Choosing Buffer Sizes and Concurrency Limits
There is no universal best buffer size. Use these practical heuristics:
- Chunk size: start with 32–256 KiB for file/network streaming. Smaller chunks reduce latency but increase syscall overhead; larger chunks increase burstiness and memory spikes.
- Queue capacity: start with 4–32 chunks. This allows some decoupling without hiding sustained overload.
- In-flight requests: start with a value that matches the sink’s parallelism (e.g., DB connection pool size, remote service concurrency limits). Increase until throughput stops improving or tail latency worsens.
A useful safety check is to compute worst-case buffered bytes: sum over all bounded queues (capacity × max item size). Ensure this fits comfortably within your memory budget, including overhead.
Pipeline Patterns That Preserve Throughput Under Load
Fan-out with bounded concurrency
When one input item triggers multiple downstream calls, the risk of amplification is high.
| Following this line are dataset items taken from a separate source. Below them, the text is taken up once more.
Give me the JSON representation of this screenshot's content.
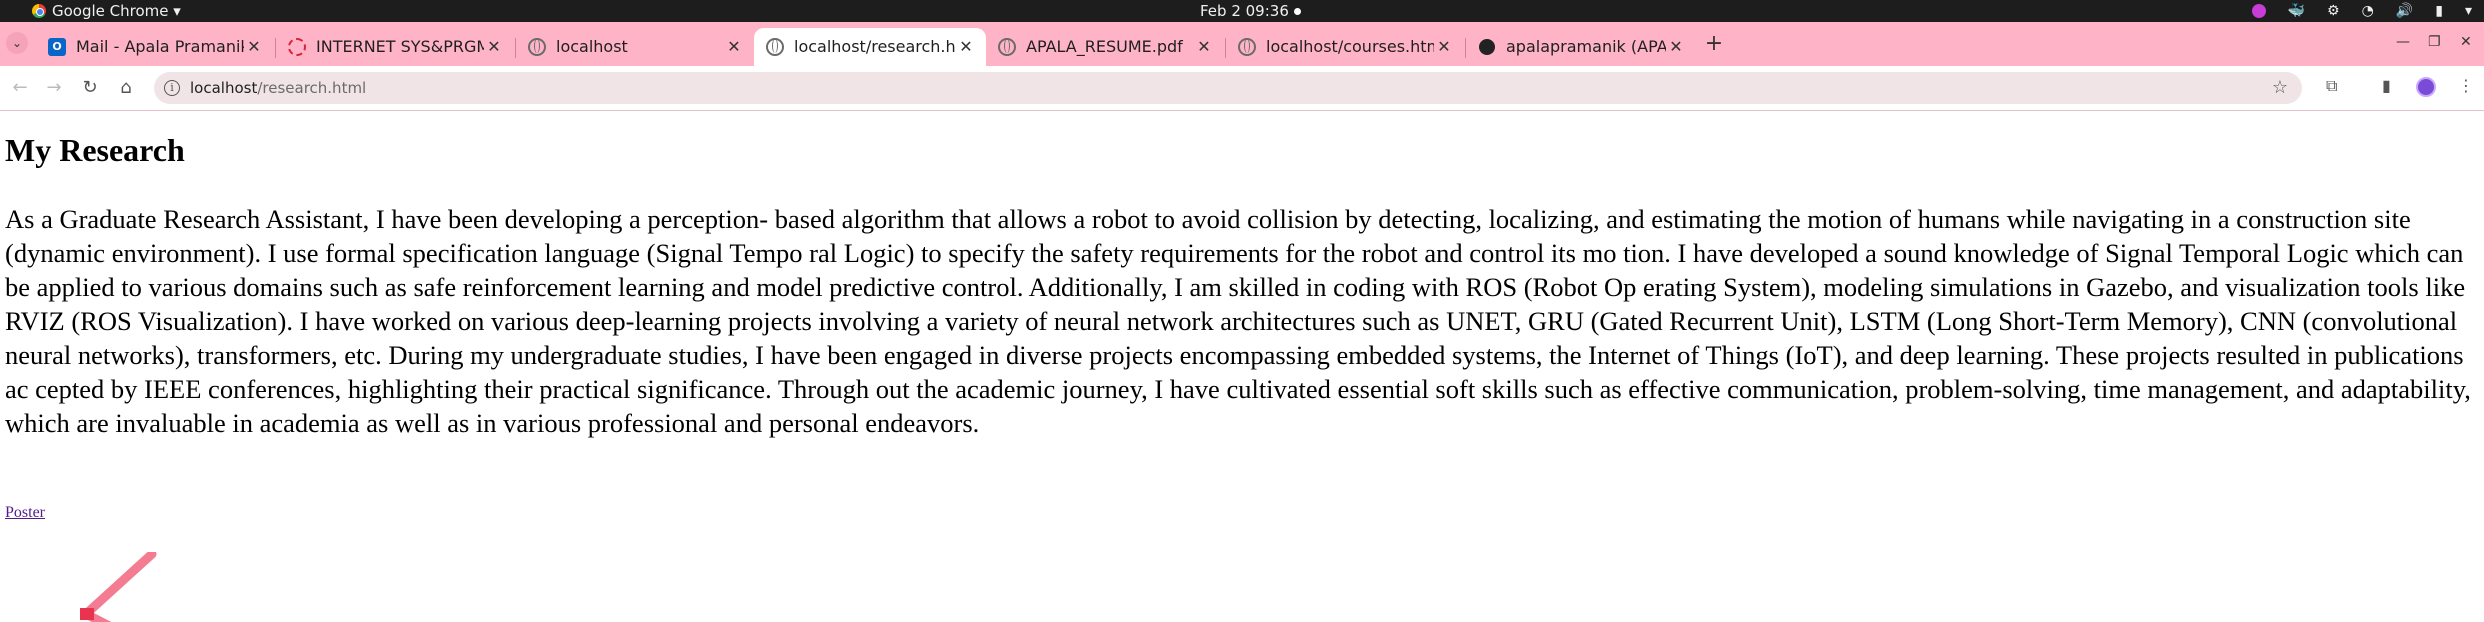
{
  "system_bar": {
    "app_name": "Google Chrome ▾",
    "clock": "Feb 2  09:36"
  },
  "tabs": [
    {
      "title": "Mail - Apala Pramanik - O",
      "icon": "outlook-icon"
    },
    {
      "title": "INTERNET SYS&PRGMMI",
      "icon": "ring-icon"
    },
    {
      "title": "localhost",
      "icon": "globe-icon"
    },
    {
      "title": "localhost/research.html",
      "icon": "globe-icon",
      "active": true
    },
    {
      "title": "APALA_RESUME.pdf",
      "icon": "globe-icon"
    },
    {
      "title": "localhost/courses.html",
      "icon": "globe-icon"
    },
    {
      "title": "apalapramanik (APALA P",
      "icon": "github-icon"
    }
  ],
  "toolbar": {
    "url_host": "localhost",
    "url_path": "/research.html"
  },
  "page": {
    "title": "My Research",
    "paragraph": "As a Graduate Research Assistant, I have been developing a perception- based algorithm that allows a robot to avoid collision by detecting, localizing, and estimating the motion of humans while navigating in a construction site (dynamic environment). I use formal specification language (Signal Tempo ral Logic) to specify the safety requirements for the robot and control its mo tion. I have developed a sound knowledge of Signal Temporal Logic which can be applied to various domains such as safe reinforcement learning and model predictive control. Additionally, I am skilled in coding with ROS (Robot Op erating System), modeling simulations in Gazebo, and visualization tools like RVIZ (ROS Visualization). I have worked on various deep-learning projects involving a variety of neural network architectures such as UNET, GRU (Gated Recurrent Unit), LSTM (Long Short-Term Memory), CNN (convolutional neural networks), transformers, etc. During my undergraduate studies, I have been engaged in diverse projects encompassing embedded systems, the Internet of Things (IoT), and deep learning. These projects resulted in publications ac cepted by IEEE conferences, highlighting their practical significance. Through out the academic journey, I have cultivated essential soft skills such as effective communication, problem-solving, time management, and adaptability, which are invaluable in academia as well as in various professional and personal endeavors.",
    "poster_link": "Poster"
  },
  "colors": {
    "tab_strip": "#ffb3c7",
    "omnibox": "#f1e4e7",
    "visited_link": "#551a8b",
    "annotation_arrow": "#f0506e"
  }
}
Use a semaphore to cap fan-out and a bounded queue to cap pending work. If overload occurs, reject early rather than letting amplification build an unbounded backlog.
Fan-in with fairness
When multiple producers feed one consumer, a single hot producer can starve others. Use per-producer queues with a global cap, or use a fair queueing strategy (round-robin) so backpressure is applied evenly.
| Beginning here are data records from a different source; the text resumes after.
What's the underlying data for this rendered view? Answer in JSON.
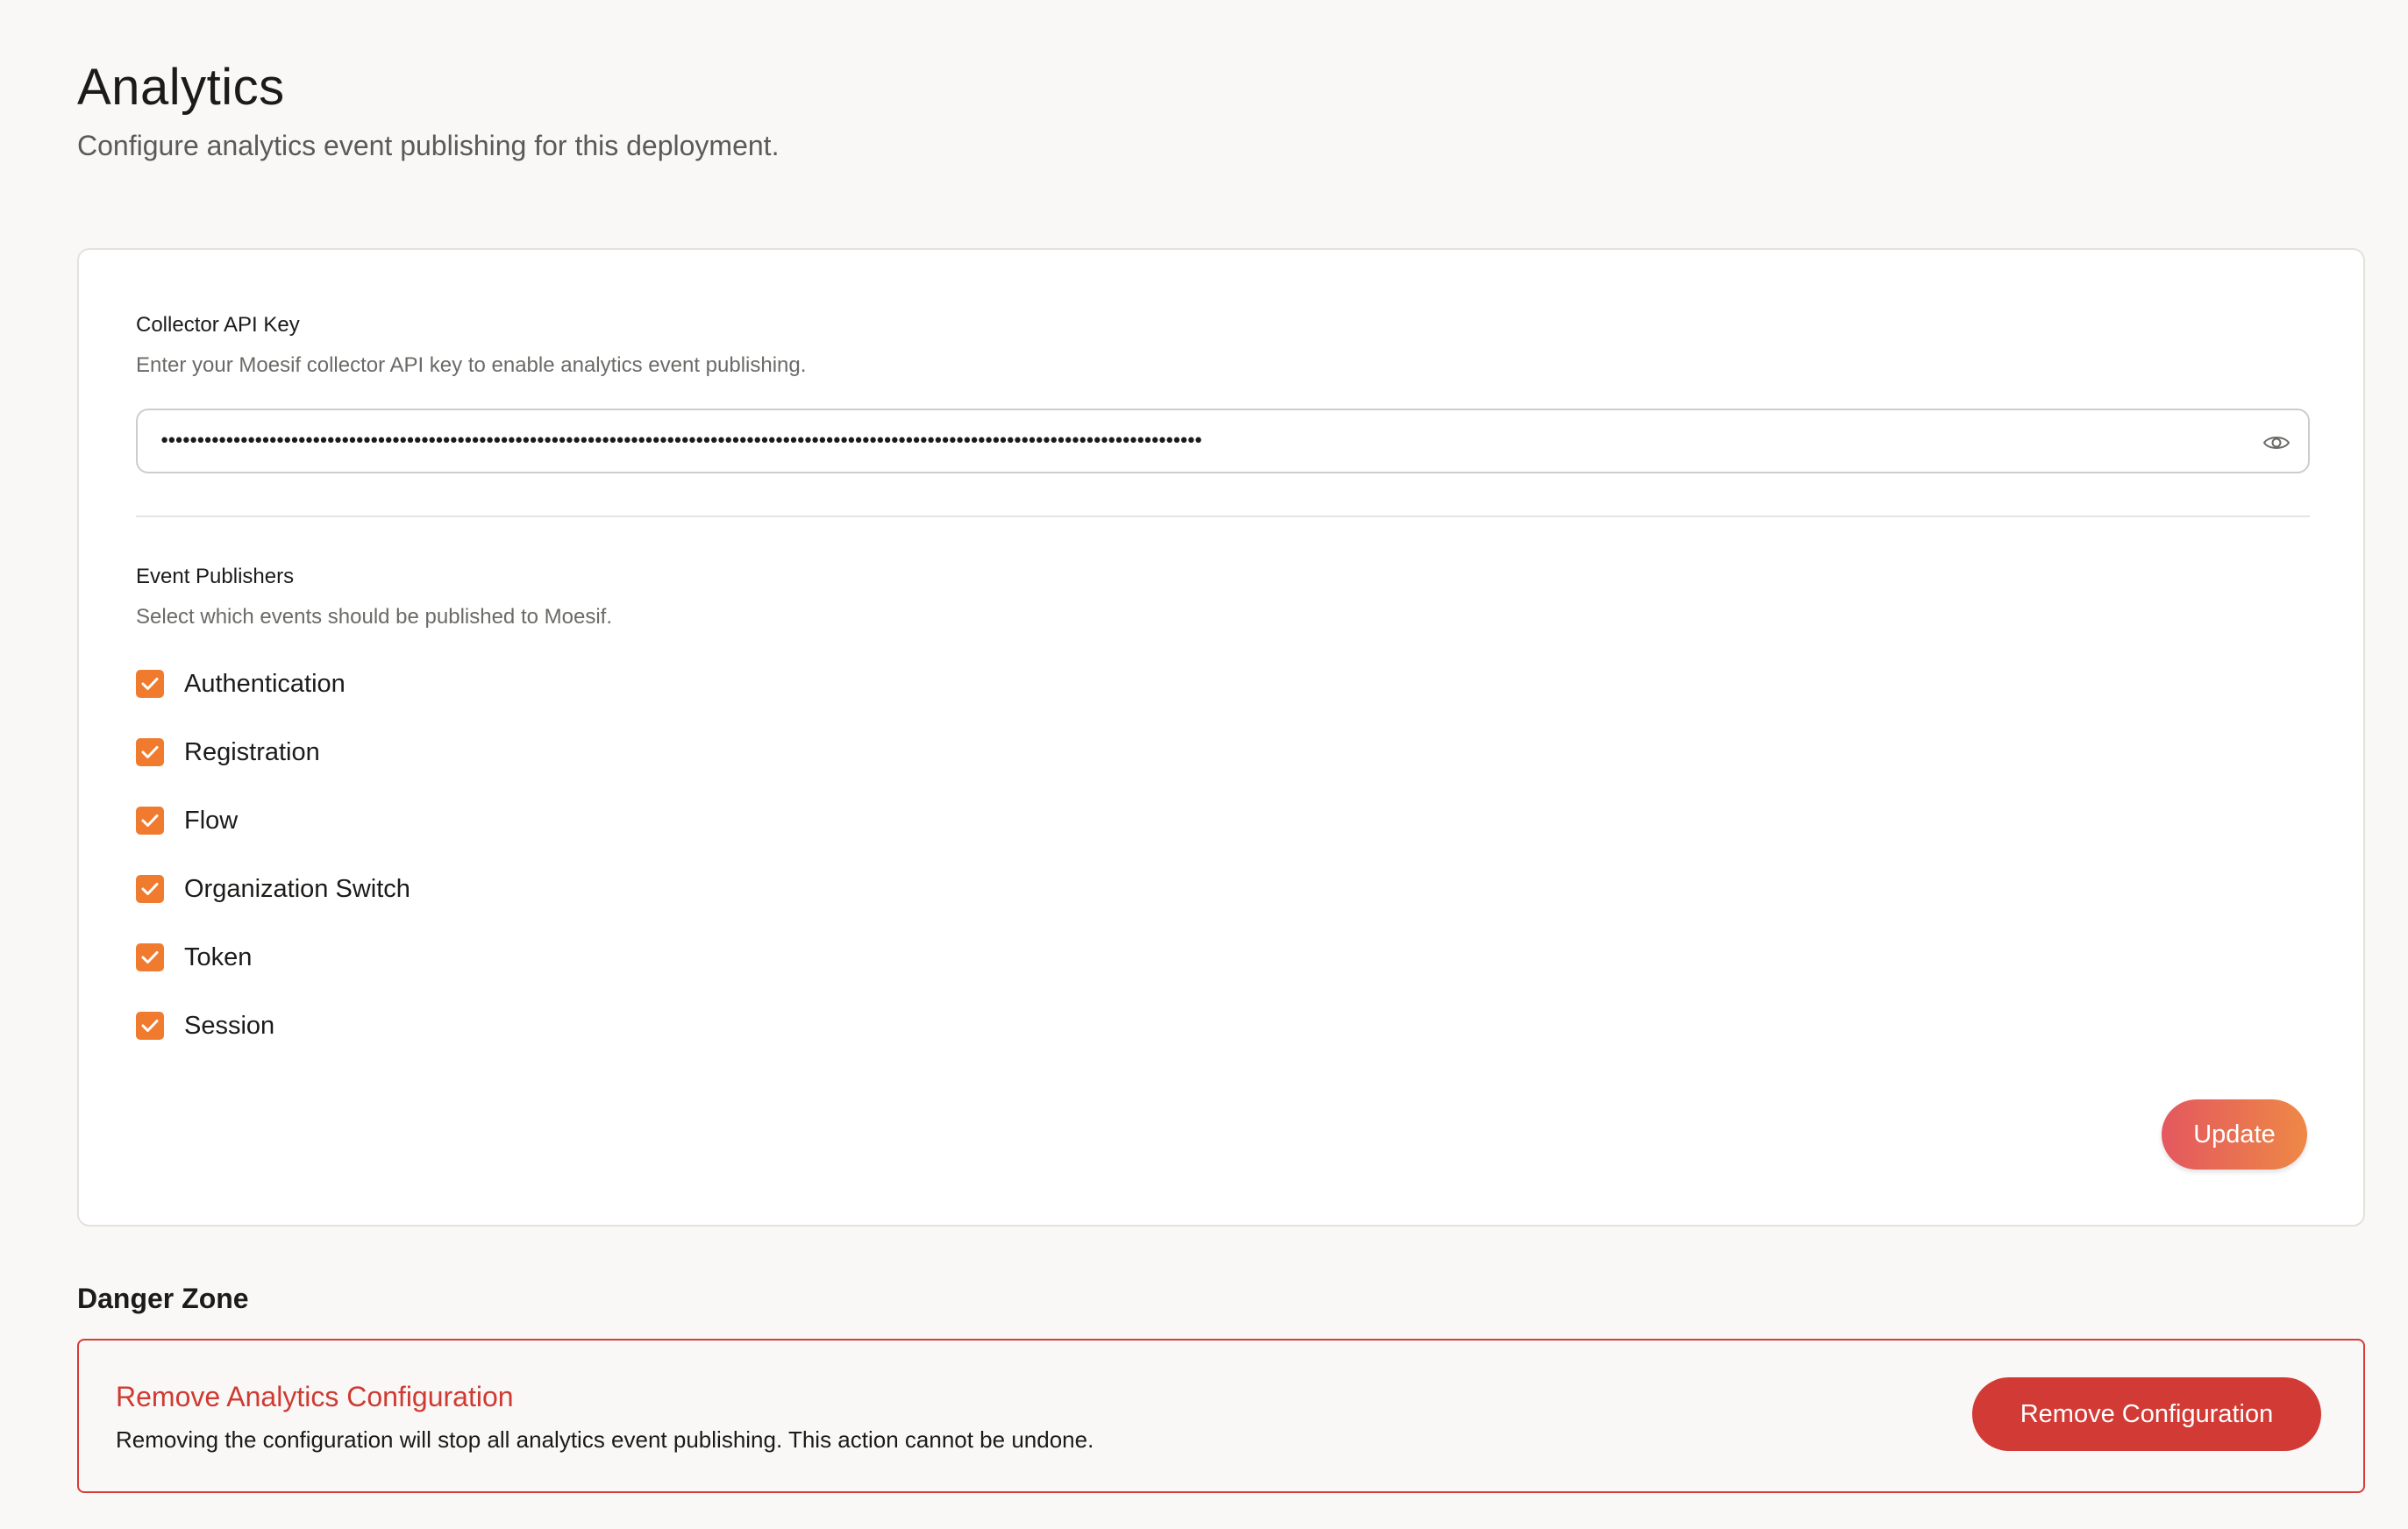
{
  "header": {
    "title": "Analytics",
    "subtitle": "Configure analytics event publishing for this deployment."
  },
  "api_key": {
    "label": "Collector API Key",
    "help": "Enter your Moesif collector API key to enable analytics event publishing.",
    "masked_value": "••••••••••••••••••••••••••••••••••••••••••••••••••••••••••••••••••••••••••••••••••••••••••••••••••••••••••••••••••••••••••••••••••••••••••••••••",
    "reveal_icon": "eye-icon"
  },
  "publishers": {
    "label": "Event Publishers",
    "help": "Select which events should be published to Moesif.",
    "items": [
      {
        "label": "Authentication",
        "checked": true
      },
      {
        "label": "Registration",
        "checked": true
      },
      {
        "label": "Flow",
        "checked": true
      },
      {
        "label": "Organization Switch",
        "checked": true
      },
      {
        "label": "Token",
        "checked": true
      },
      {
        "label": "Session",
        "checked": true
      }
    ]
  },
  "actions": {
    "update_label": "Update"
  },
  "danger_zone": {
    "title": "Danger Zone",
    "heading": "Remove Analytics Configuration",
    "description": "Removing the configuration will stop all analytics event publishing. This action cannot be undone.",
    "button_label": "Remove Configuration"
  },
  "colors": {
    "accent": "#f07b2f",
    "danger": "#d23b35",
    "update_gradient_start": "#e3585f",
    "update_gradient_end": "#ee8846",
    "background": "#f9f8f6"
  }
}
Spooling to disk as a pressure relief valve
Sometimes the sink is intermittently slow, but you cannot block the source (e.g., you must accept requests). A bounded in-memory queue plus an on-disk spool can provide durability and smoothing. The critical part is still backpressure: the spool must be bounded by disk quota, and the system must reject or shed load when the spool is full.
Failure Modes and How Backpressure Prevents Them
Unbounded buffering and latency collapse
Without backpressure, queues grow, GC/allocator work increases, and latency becomes dominated by waiting in line rather than processing. Bounded queues force the system to reveal overload immediately: producers block or requests are rejected.
Retry storms
When a downstream service slows, naive clients retry aggressively, multiplying traffic and worsening the slowdown. Backpressure-aware clients limit in-flight requests and apply retry budgets. A practical rule: retries must consume the same permits/credits as original requests, and exponential backoff should be combined with a maximum retry count.
Head-of-line blocking in mixed workloads
If large items and small items share the same queue, large items can delay many small ones. Mitigations include separate queues by class, size-based scheduling, or chunking large items into smaller frames so they interleave fairly.
Practical Checklist for Implementing a Backpressure-Aware IO Pipeline
- Define the sink and its sustainable throughput; treat it as the system’s speed limit.
- Pick a flow-control unit (items or bytes) and enforce it consistently.
- Use bounded buffers between stages; compute worst-case buffered memory.
- Limit in-flight IO with semaphores/permits; avoid unbounded task creation.
- Ensure writes handle partial writes and apply drain/await semantics where available.
- Decide overload behavior (block, reject, drop) and implement it explicitly.
- Expose queue depth, blocked time, in-flight counts, and drop/reject counts as metrics.